“À ciel ouvert” e os 30 anos do Courtil
Ana Martha Maia (EBP/AMP)
Sábado, 14 de setembro de 2013. Na pequena e
bucólica cidade de Tournai (Bélgica), o lançamento de um documentário reuniu
mais de 500 pessoas. No hall, certa
alegria no ar, durante o tempo de espera para a entrada. A grande sala do
cinema Imagix estava cheia. Crianças, famílias,
profissionais e amigos do Courtil foram convidados para esta primeira projeção de
À ciel ouvert, de Mariana Otero, filmado
em 2012. Seguida de um debate e um cocktail,
foi um dia de dupla comemoração, pelo fascinante resultado do trabalho de
Mariana e os 30 anos do Courtil!
Foi
uma curiosidade sobre o enigma da loucura que levou Mariana a pensar este filme
e escolher realizá-lo no Courtil, embora tivesse constatado, desde a primeira
reunião com os coordenadores da instituição, que ali nada encontraria com este
nome. Surpreendeu-se com o fato de que ao invés de um déficit, eles se referem a diferentes estruturas, como se cada um
tivesse uma língua própria, enquanto a maioria das pessoas, uma língua comum. No
início, Mariana não entendia nada do que diziam, sequer o que faziam neste
lugar, tanto as crianças e jovens, quantos os intervenientes. No entanto, com o
tempo, há uma mudança em seu olhar. E À ciel ouvert é o
resultado disso, um filme que captura o olhar do espectador.
Durante
esta exibição privada do documentário, eu literalmente não tirei os olhos da
tela. Através do olhar-câmara de Mariana, eu me senti participando do dia-a-dia
da instituição. A cozinha, as portas, as paredes, o jardim, a minhoca na mão da
menina, o trabalho no Ateliê do semblante, a música, o que se diz no silêncio
das palavras não ditas, o invisível do olhar... Mariana consegue estar intimamente
com as crianças e intervenientes em uma presença que, longe de ser invasora, ao
mesmo tempo mantém a distância necessária que a possibilita escolher, entre as
180 horas de gravação, as cenas do cotidiano que deseja compartilhar com o
espectador. Atenta ao modo singular com que o sujeito lida com o próprio corpo
e o outro no autismo e na psicose, mesmo sem nada saber sobre isso, ela decide
não trabalhar com seu engenheiro de som e amarra uma câmera em seu corpo, com
um sistema leve e flexível que jamais havia utilizado. Com um “corpo-câmera”,
Mariana se torna uma interveniente entre os outros, e o que mais me surpreende
em seu documentário é que ela consegue transmitir o que é impossível de
mostrar: o que é da ordem da contingência, do imprevisto, do encontro, da
invenção singular que surge de forma inesperada. Através de
Jean-Hugues, Alysson, Evanne e Amina, assim como todos os que trabalham no
Courtil, seu filme testemunha viva e poeticamente os efeitos da
psicanálise de orientação lacaniana no tratamento do autismo.

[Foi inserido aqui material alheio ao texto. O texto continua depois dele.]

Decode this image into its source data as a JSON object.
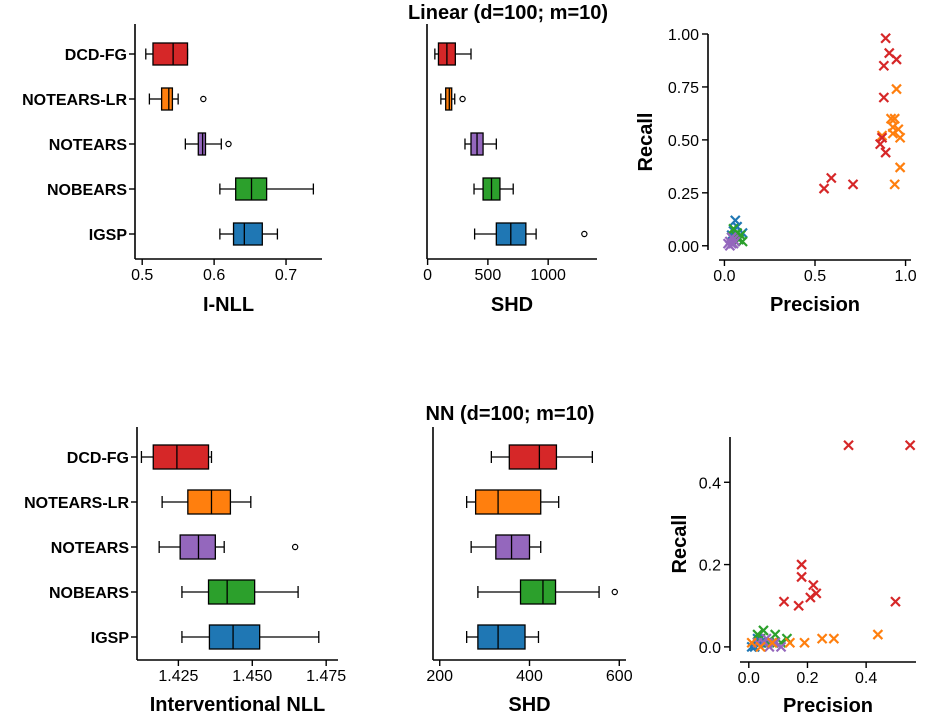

Após a exibição, Alexandre
Stevens animou um debate muito especial, aberto à plateia, em que participaram
Dominique Holvoet, Bernard Seynhaeve, Véronique Mariage, Bruno de Halleux, Philippe Hellebois, entre tantos outros, momento também do impactante
testemunho de uma mãe sobre os efeitos recolhidos do trabalho que o filho tem
realizado no Courtil. Depois do cocktail em uma das salas do cinema, a
comemoração pelos 30 anos da instituição prosseguiu com um delicioso jantar e a
festa no Collège Notre-Dame, com direito a um grande bolo flamejante,
discursos, muitas palmas e boa música para dançar.
Para completar, no final do ano, a publicação de “À ciel ouvert, entretiens – Le Courtil,
l’invention au quotidien” (Édition Buddy Movies, 2013). O filme, a festa e
o livro marcam, assim, o tempo de trabalho desta prática original da
psicanálise aplicada que tem muito a nos transmitir.